This function is similar to pcall,
except that you can set a new error handler.
xpcall calls function f in protected mode,
using err as the error handler.
Any error inside f is not propagated;
instead, xpcall catches the error,
calls the err function with the original error object,
and returns a status code.
Its first result is the status code (a boolean),
which is true if the call succeeds without errors.
In this case, xpcall also returns all results from the call,
after this first result.
In case of any error,
xpcall returns false plus the result from err.
The operations related to coroutines comprise a sub-library of
the basic library and come inside the table coroutine.
See §2.11 for a general description of coroutines.
coroutine.create (f)
Creates a new coroutine, with body f.
f must be a Lua function.
Returns this new coroutine,
an object with type "thread".
coroutine.resume (co [, val1, ···])
Starts or continues the execution of coroutine co.
The first time you resume a coroutine,
it starts running its body.
The values val1, ··· are passed
as the arguments to the body function.
If the coroutine has yielded,
resume restarts it;
the values val1, ··· are passed
as the results from the yield.
If the coroutine runs without any errors,
resume returns true plus any values passed to yield
(if the coroutine yields) or any values returned by the body function
(if the coroutine terminates).
If there is any error,
resume returns false plus the error message.
coroutine.running ()Returns the running coroutine, or nil when called by the main thread.
coroutine.status (co)
Returns the status of coroutine co, as a string:
"running",
if the coroutine is running (that is, it called status);
"suspended", if the coroutine is suspended in a call to yield,
or if it has not started running yet;
"normal" if the coroutine is active but not running
(that is, it has resumed another coroutine);
and "dead" if the coroutine has finished its body function,
or if it has stopped with an error.
coroutine.wrap (f)
Creates a new coroutine, with body f.
f must be a Lua function.
Returns a function that resumes the coroutine each time it is called.
Any arguments passed to the function behave as the
extra arguments to resume.
Returns the same values returned by resume,
except the first boolean.
In case of error, propagates the error.
coroutine.yield (···)
Suspends the execution of the calling coroutine.
The coroutine cannot be running a C function,
a metamethod, or an iterator.
Any arguments to yield are passed as extra results to resume.
The package library provides basic
facilities for loading and building modules in Lua.

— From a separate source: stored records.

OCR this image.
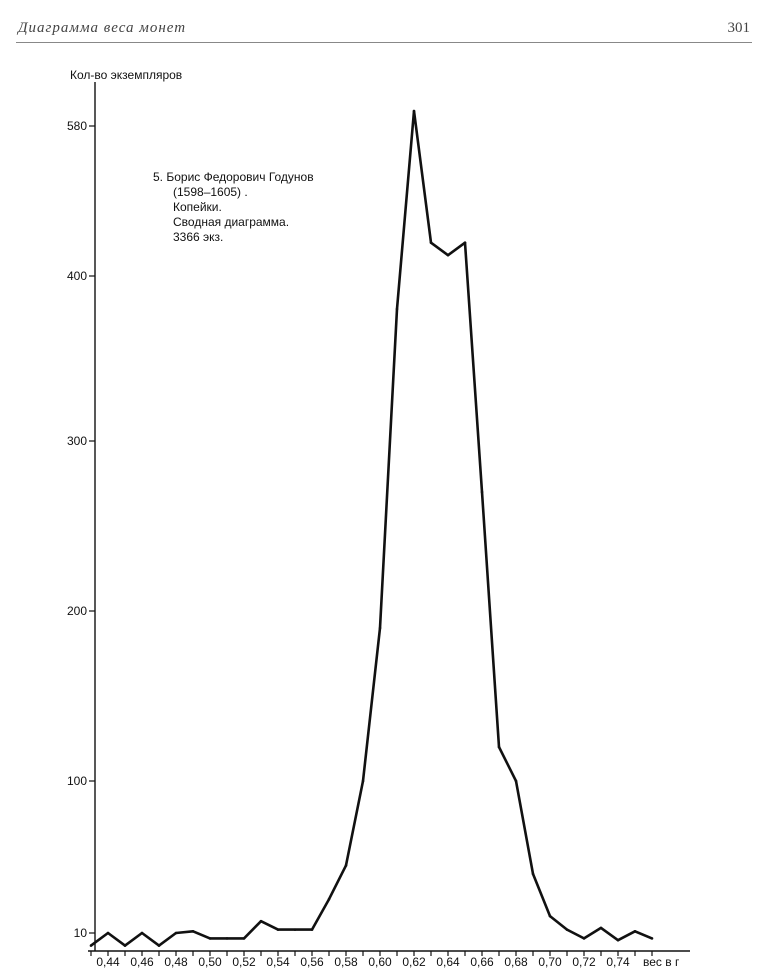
Диаграмма веса монет	301
Кол-во экземпляров
10
100
200
300
400
580
0,44 0,46 0,48 0,50 0,52 0,54 0,56 0,58 0,60 0,62 0,64 0,66 0,68 0,70 0,72 0,74 вес в г
5. Борис Федорович Годунов
(1598–1605) .
Копейки.
Сводная диаграмма.
3366 экз.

It exports two of its functions directly in the global environment:
require and module.
Everything else is exported in a table package.
module (name [, ···])
Creates a module.
If there is a table in package.loaded[name],
this table is the module.
Otherwise, if there is a global table t with the given name,
this table is the module.
Otherwise creates a new table t and
sets it as the value of the global name and
the value of package.loaded[name].
This function also initializes t._NAME with the given name,
t._M with the module (t itself),
and t._PACKAGE with the package name
(the full module name minus last component; see below).
Finally, module sets t as the new environment
of the current function and the new value of package.loaded[name],
so that require returns t.
If name is a compound name
(that is, one with components separated by dots),
module creates (or reuses, if they already exist)
tables for each component.
For instance, if name is a.b.c,
then module stores the module table in field c of
field b of global a.
This function can receive optional options after the module name, where each option is a function to be applied over the module.
require (modname)
Loads the given module.
The function starts by looking into the package.loaded table
to determine whether modname is already loaded.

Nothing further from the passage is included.